Sedangkan Jodi Pradana Putra mengkondisikan dana Pokmas di tiga daerah, yakni Kabupaten Blitar, Kota Blitar, dan Kabupaten Tulungagung.
Kemudian, Sukar yang bekerja sama dengan Wawan Kristiawan dan A. Royan sebagai Korlap di Kabupaten Tulungagung. Mereka bertugas mengelola alokasi dana Pokmas sesuai arahan, termasuk mengatur penyaluran maupun pelaksanaan program di daerah yang ditentukan.
Dalam praktiknya, para Korlap tersebut tidak hanya berperan sebagai penyalur, melainkan juga membuat dokumen administratif secara penuh. Mereka yang menyusun proposal permohonan dana hibah, menentukan jenis pekerjaan yang diajukan, menyusun Rencana Anggaran Biaya (RAB), hingga menyiapkan Laporan Pertanggungjawaban (LPJ).
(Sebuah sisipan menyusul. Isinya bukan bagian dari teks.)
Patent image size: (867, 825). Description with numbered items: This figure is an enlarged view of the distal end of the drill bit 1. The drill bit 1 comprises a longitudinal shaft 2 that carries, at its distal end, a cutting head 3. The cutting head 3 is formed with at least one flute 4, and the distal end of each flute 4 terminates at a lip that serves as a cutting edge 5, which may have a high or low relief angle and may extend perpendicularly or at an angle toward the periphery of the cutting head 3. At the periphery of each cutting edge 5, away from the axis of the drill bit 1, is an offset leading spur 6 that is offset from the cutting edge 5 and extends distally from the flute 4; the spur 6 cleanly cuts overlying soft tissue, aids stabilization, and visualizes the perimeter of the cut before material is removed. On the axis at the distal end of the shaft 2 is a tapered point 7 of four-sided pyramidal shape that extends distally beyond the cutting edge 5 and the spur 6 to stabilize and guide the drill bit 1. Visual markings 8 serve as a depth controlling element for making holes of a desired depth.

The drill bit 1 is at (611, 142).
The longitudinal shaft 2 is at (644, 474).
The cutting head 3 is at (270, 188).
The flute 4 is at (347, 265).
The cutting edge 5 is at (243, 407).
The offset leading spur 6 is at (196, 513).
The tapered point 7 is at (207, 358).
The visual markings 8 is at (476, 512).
Dari hasil penyaluran dana hibah pokir itu, muncul kesepakatan pembagian fee yang dinikmati oleh para pihak yang terlibat. Kusnadi diduga selaku penerima jatah utama diduga memperoleh bagian sebesar 15-20 persen.
"Para Korlap mendapatkan porsi sekitar 5-10 persen, sementara pengurus kelompok masyarakat (Pokmas) penerima hibah kebagian sekitar 2,5 persen. Tidak berhenti di situ, admin pembuat proposal dan LPJ juga mendapatkan bagian sekitar 2,5 persen," kata Asep.
Skansal itu akhirnya berdampak pada semakin kecilnya jumlah dana hibah yang benar-benar sampai untuk program masyarakat.
Berdasarkan perhitungan, dana yang digunakan sesuai tujuan hanya sekitar 55–70 persen dari anggaran awal.